The excellence of their singing is, of course, partly down to their chorus master Gregory Batsleer, who here warranted cheers of his own by conducting the combined forces of the chorus and the Scottish Chamber Orchestra. He resisted all the temptations to give the limelight to the chorus, instead giving space for Schubert’s wonderfully strange orchestral textures, such as the wheezy natural brass in the early section of the Gloria, the mystical winds of Et incarnatus est and the strident strings of the Crucifixus. Indeed, the overall balance of the performance was a striking success, nowhere more so than in the great fugue that ends the Gloria, the highlight of the whole evening. Each choral line was cleanly elucidated and built together with architectural certainty, but the balance with the running violin lines of the orchestra was kept level, producing an exhilarating overall effect.
The quartet of soloists mostly blended well, though I didn’t enjoy the strident edge to the voice of soprano Ruby Hughes, nor some occasionally distracting, rather melodramatic, physical gestures. Idunnu Münch’s darkly lustrous mezzo-soprano and Thomas Walker’s bright tenor matched one another well, and Callum Thorpe’s bass-baritone was rich and authoritative. Overall, a great success.
I wish I could say the same for the first half. Maybe it was because I was in a part of the Queen’s Hall where I don’t usually sit – under the balcony, which I guess could make the sound a little boxy, but I can’t compare it for sure – but the chorus sounded tentative and uncertain in their singing of Mendelssohn’s Verleih uns Frieden, and nor did they balance effectively with the cello line of the opening, turning what should be a warm smoking jacket of sound into something uncomfortable and unbalanced. Maybe my ear had tuned into the unusual acoustic by the time they got to Robert Schumann’s Nachtlieid, because it sounded better alongside the brooding orchestral introduction.
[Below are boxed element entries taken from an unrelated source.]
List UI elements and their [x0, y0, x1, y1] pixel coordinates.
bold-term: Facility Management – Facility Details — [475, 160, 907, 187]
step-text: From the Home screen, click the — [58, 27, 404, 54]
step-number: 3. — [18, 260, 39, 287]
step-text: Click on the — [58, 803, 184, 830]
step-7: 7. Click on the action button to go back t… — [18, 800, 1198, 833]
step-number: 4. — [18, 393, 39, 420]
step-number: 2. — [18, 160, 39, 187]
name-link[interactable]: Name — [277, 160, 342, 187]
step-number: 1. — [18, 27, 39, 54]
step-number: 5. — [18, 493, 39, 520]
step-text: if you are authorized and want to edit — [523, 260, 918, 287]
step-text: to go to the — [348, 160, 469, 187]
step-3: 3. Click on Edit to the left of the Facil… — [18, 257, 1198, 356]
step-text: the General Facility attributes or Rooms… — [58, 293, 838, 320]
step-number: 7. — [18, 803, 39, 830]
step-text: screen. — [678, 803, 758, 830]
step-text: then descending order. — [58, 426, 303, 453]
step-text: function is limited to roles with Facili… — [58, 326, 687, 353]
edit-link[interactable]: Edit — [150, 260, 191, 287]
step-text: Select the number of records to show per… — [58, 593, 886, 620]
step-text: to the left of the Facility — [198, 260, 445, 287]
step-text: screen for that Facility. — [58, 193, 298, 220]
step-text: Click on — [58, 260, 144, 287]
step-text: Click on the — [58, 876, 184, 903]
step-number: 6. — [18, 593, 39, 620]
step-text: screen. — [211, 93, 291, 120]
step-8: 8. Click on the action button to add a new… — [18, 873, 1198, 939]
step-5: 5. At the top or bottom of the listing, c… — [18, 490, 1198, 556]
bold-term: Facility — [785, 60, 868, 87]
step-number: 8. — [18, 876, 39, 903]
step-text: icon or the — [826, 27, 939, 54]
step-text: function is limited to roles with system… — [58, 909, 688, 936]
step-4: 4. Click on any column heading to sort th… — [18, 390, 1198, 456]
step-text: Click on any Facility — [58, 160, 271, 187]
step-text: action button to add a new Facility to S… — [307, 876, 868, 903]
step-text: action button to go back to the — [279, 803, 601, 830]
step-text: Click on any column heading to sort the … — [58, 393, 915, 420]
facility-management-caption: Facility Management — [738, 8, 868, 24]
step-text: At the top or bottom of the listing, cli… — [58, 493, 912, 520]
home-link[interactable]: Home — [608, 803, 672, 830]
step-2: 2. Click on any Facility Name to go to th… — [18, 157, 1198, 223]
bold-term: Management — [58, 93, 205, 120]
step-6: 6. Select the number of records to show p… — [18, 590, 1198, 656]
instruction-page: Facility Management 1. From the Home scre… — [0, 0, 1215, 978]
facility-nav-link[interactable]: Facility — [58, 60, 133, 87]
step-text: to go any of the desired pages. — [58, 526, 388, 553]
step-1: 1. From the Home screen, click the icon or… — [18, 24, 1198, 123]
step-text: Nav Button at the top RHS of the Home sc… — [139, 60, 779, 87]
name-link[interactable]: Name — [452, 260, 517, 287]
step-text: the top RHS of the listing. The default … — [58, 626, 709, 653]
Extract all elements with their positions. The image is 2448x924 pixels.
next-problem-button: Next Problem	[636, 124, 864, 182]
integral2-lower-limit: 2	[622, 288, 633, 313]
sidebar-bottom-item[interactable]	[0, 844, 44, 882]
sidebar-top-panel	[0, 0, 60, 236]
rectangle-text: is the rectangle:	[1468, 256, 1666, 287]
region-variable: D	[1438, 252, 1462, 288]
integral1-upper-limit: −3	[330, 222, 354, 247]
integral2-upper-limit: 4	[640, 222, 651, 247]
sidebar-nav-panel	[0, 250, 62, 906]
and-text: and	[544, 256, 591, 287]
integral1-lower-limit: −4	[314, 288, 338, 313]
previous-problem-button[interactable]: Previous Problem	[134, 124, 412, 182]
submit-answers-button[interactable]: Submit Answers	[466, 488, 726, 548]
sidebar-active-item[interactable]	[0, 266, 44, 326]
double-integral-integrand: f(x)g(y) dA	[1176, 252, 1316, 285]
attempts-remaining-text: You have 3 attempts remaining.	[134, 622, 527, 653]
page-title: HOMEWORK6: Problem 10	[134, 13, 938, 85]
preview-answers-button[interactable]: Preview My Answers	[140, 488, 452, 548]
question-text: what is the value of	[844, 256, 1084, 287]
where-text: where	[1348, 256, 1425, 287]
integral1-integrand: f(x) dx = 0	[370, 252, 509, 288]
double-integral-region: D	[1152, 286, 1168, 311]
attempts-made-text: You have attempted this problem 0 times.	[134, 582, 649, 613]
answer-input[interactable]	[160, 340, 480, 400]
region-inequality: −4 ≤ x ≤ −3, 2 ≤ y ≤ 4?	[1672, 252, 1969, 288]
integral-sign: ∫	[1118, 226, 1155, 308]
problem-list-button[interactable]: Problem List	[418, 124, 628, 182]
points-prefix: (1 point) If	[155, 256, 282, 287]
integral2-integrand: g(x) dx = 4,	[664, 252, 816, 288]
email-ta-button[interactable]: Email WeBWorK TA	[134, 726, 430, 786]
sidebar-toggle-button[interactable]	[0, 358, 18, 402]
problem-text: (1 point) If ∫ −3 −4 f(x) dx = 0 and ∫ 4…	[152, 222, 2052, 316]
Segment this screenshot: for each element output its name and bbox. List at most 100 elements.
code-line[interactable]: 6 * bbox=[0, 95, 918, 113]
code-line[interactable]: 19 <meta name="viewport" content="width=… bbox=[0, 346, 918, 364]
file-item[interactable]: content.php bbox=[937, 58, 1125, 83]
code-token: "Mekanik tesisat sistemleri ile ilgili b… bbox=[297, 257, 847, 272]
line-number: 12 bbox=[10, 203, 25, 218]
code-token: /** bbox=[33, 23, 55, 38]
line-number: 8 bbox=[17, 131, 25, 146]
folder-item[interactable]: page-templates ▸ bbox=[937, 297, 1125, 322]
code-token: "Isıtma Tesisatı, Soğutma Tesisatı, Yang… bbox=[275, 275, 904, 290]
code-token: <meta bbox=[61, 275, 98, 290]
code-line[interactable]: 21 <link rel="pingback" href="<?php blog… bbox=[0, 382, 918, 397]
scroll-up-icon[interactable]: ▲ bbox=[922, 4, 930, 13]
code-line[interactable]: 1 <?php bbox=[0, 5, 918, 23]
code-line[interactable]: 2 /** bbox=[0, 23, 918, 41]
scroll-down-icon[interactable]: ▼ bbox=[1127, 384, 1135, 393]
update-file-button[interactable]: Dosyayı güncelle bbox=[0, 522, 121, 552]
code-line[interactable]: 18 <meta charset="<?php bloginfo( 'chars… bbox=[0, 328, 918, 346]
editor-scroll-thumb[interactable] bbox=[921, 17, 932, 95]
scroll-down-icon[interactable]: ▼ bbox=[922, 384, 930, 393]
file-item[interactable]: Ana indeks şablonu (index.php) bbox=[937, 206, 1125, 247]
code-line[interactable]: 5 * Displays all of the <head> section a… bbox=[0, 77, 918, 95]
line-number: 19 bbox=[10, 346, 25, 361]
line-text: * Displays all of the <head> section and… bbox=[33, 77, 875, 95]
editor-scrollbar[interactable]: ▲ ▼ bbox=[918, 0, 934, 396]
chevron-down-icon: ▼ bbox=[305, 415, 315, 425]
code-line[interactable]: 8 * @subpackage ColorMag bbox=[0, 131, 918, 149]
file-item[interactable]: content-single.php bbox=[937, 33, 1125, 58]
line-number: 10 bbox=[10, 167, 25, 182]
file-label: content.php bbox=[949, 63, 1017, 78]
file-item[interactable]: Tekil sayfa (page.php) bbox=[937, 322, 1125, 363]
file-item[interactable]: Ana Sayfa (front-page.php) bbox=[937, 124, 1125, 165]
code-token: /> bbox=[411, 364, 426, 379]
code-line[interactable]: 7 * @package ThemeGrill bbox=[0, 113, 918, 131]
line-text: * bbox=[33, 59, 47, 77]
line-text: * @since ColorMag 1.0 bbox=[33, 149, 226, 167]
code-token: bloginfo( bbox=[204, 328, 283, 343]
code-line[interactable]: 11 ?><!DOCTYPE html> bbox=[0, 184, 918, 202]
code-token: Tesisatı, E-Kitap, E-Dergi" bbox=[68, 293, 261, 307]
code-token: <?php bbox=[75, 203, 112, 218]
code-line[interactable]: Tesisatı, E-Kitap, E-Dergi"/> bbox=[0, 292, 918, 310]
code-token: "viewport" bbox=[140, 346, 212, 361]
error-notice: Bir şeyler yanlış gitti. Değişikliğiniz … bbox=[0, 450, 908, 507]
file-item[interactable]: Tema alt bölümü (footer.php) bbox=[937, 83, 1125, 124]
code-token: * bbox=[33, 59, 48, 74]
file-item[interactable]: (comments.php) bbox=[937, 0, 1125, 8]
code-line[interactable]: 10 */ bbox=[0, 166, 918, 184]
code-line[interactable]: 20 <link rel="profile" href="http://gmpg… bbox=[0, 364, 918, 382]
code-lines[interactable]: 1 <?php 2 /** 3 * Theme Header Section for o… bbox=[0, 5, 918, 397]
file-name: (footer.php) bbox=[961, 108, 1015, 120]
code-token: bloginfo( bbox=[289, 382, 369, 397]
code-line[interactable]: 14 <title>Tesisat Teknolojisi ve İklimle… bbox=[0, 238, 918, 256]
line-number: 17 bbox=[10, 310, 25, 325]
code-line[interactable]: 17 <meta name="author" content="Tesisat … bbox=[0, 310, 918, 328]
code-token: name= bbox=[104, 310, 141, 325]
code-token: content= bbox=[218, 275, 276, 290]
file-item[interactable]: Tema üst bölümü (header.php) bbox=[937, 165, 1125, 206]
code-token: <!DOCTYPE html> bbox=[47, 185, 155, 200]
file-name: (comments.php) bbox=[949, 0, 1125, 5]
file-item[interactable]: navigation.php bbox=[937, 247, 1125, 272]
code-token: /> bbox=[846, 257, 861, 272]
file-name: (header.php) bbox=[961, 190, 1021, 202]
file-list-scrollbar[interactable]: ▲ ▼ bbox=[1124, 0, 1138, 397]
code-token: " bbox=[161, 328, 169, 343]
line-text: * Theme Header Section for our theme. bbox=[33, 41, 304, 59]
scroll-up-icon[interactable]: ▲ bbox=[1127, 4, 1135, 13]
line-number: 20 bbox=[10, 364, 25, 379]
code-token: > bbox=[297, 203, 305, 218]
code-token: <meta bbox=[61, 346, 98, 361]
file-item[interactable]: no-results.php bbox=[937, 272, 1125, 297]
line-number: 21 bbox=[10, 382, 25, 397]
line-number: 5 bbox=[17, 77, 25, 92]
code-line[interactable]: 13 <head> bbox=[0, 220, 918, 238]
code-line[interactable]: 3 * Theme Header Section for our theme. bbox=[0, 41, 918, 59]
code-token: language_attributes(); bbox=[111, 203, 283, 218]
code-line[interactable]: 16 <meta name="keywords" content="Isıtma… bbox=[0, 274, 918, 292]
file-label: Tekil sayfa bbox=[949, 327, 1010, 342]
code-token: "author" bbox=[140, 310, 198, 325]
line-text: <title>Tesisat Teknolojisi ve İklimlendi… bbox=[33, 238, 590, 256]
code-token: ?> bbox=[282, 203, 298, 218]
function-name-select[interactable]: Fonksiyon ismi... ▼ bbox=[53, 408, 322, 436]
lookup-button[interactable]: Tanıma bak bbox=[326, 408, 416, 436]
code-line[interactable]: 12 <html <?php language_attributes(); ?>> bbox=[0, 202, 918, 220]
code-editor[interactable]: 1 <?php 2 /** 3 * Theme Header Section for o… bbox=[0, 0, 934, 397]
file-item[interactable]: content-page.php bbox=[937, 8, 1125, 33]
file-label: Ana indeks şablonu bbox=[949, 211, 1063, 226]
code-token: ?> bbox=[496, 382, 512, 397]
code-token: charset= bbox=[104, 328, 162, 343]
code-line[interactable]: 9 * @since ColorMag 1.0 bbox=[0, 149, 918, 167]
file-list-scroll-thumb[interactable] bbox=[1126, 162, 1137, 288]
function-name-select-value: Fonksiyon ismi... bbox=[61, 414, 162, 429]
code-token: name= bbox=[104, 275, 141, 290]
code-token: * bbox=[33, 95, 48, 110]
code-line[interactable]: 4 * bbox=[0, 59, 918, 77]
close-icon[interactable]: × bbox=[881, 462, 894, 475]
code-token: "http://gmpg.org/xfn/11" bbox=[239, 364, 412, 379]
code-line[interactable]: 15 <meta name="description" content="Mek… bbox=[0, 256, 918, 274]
Schumann runs out of ideas about five minutes before this overlong piece’s conclusion, however, and spends the last chunk going round in circles as though too taken with his own inspiration.
And I will never know whether it was the balance, the acoustic or the performing version which bothered me in the performance of Bach’s Concerto for Two Violins. This is a reconstruction of what might have been the original version of his double harpsichord concerto BWV 1060, but the pair of violins struggled to make an impact against the rich bed of string sound that surrounded them. Stephanie Gonley and Marcus Barcham Stevens are both regular members of the SCO, so they should know well how to perform with members of their own team, but often I struggled to hear them, their instruments absorbed by the warm, full-bodied orchestral texture. Only in the slow movement, where the soloists had the feeling of a couple finishing one another’s sentences, did this become more winning, but overall, I ended up wondering whether it was really wise to reconstruct this concerto for this choice of instruments.
Maybe the Schubert was genuinely better, and maybe my ear had just tuned in more effectively by then. Either way, this was a concert of two halves, at least from where I was sitting.